The free symposium, which runs from 8 a.m. to 5 p.m. each day in the JU Davis College of Business Conference Rooms B and C, spotlights JU students and faculty who engage in cutting-edge research in intriguing topics across a range of disciplines.

Students and the community can stop by the college of business during the event and learn about JU’s research, teaching, service, study abroad and internships, said co-organizer Brian Lane.

“The JU Symposium is a venue for faculty and students to share their work with the rigor and expectations of a professional conference in JU’s friendly campus environment,” Lane said. “We receive abstracts of all topics, allowing students to learn about work in fields very different from their own.”

For example, he said, research in history is very different from research in mathematics, and a business major’s internship is very different from a sociology major’s service learning project, so the JU Symposium is an

opportunity for students to learn what their classmates are working on.

“Many of these presentations will later be delivered at national conferences (such as the National Conference on Undergraduate Research) or lead to papers submitted for publication, so the feedback that presenters receive at the symposium is vital to the further development of their work,” Lane said.

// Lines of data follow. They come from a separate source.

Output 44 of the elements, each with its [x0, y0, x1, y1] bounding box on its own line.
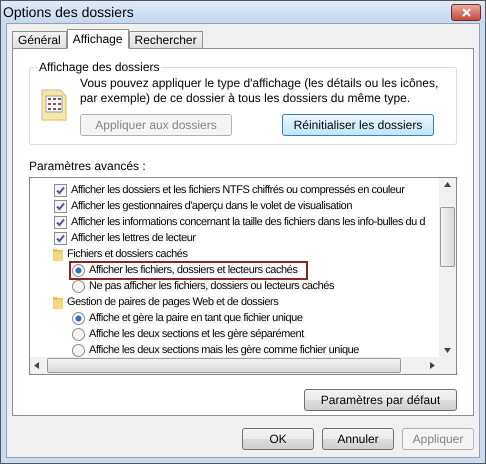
option-label: Afficher les dossiers et les fichiers NTFS chiffrés ou compressés en couleur — [71, 184, 404, 196]
scrollbar-thumb[interactable] — [47, 358, 401, 373]
radio-button[interactable] — [72, 264, 85, 276]
checkbox[interactable] — [54, 216, 67, 228]
option-label: Affiche les deux sections mais les gère comme fichier unique — [89, 344, 359, 356]
dialog-button[interactable]: OK — [242, 428, 314, 450]
close-button[interactable] — [451, 4, 481, 20]
folder-view-icon — [40, 88, 68, 122]
tab[interactable]: Général — [12, 31, 67, 48]
section-label: Paramètres avancés : — [29, 159, 147, 173]
tab[interactable]: Rechercher — [128, 31, 203, 48]
dialog-button[interactable]: Annuler — [322, 428, 394, 450]
checkbox[interactable] — [54, 184, 67, 196]
folder-button[interactable]: Réinitialiser les dossiers — [282, 114, 434, 136]
option-label: Afficher les gestionnaires d'aperçu dans le volet de visualisation — [71, 200, 352, 212]
tab[interactable]: Affichage — [66, 29, 129, 49]
horizontal-scrollbar[interactable] — [30, 357, 439, 374]
scroll-down-icon[interactable] — [444, 348, 451, 353]
checkbox[interactable] — [54, 232, 67, 244]
group-label: Gestion de paires de pages Web et de dossiers — [67, 296, 278, 308]
folder-icon — [53, 248, 63, 260]
option-label: Affiche les deux sections et les gère séparément — [89, 328, 304, 340]
option-label: Afficher les fichiers, dossiers et lecteurs cachés — [89, 264, 298, 276]
option-label: Affiche et gère la paire en tant que fichier unique — [89, 312, 303, 324]
checkbox[interactable] — [54, 200, 67, 212]
window-title: Options des dossiers — [3, 4, 134, 20]
option-label: Ne pas afficher les fichiers, dossiers ou lecteurs cachés — [89, 280, 334, 292]
defaults-button[interactable]: Paramètres par défaut — [304, 389, 457, 411]
radio-button[interactable] — [72, 344, 85, 356]
scroll-up-icon[interactable] — [444, 182, 451, 187]
group-title: Affichage des dossiers — [38, 60, 161, 74]
description-text: Vous pouvez appliquer le type d'affichage (les détails ou les icônes, par exemple) de ce dossier à tous les dossiers du même type. — [80, 76, 440, 106]
group-label: Fichiers et dossiers cachés — [67, 248, 188, 260]
radio-button[interactable] — [72, 312, 85, 324]
option-label: Afficher les lettres de lecteur — [71, 232, 196, 244]
scroll-left-icon[interactable] — [34, 362, 39, 369]
scroll-right-icon[interactable] — [430, 362, 435, 369]
folder-icon — [53, 296, 63, 308]
vertical-scrollbar[interactable] — [439, 178, 456, 357]
radio-button[interactable] — [72, 328, 85, 340]
radio-button[interactable] — [72, 280, 85, 292]
scrollbar-thumb[interactable] — [440, 207, 455, 267]
close-icon — [462, 8, 470, 16]
option-label: Afficher les informations concernant la taille des fichiers dans les info-bulles du d — [71, 216, 426, 228]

Another feature of the symposium is that professors and students present side-by-side, sometimes even co-presenting, Lane noted.

“As students near the end of their projects, the symposium marks a rite of passage to becoming a professional in their fields.”

This year’s symposium planning committee included John Buck, Laura Chambers, Teri Chenot, Janet Haavisto, Jesse Hingson, Lane, Ed McCourt and Chris Robertson.

The symposium is funded by ECHO, JU’s experiential learning program.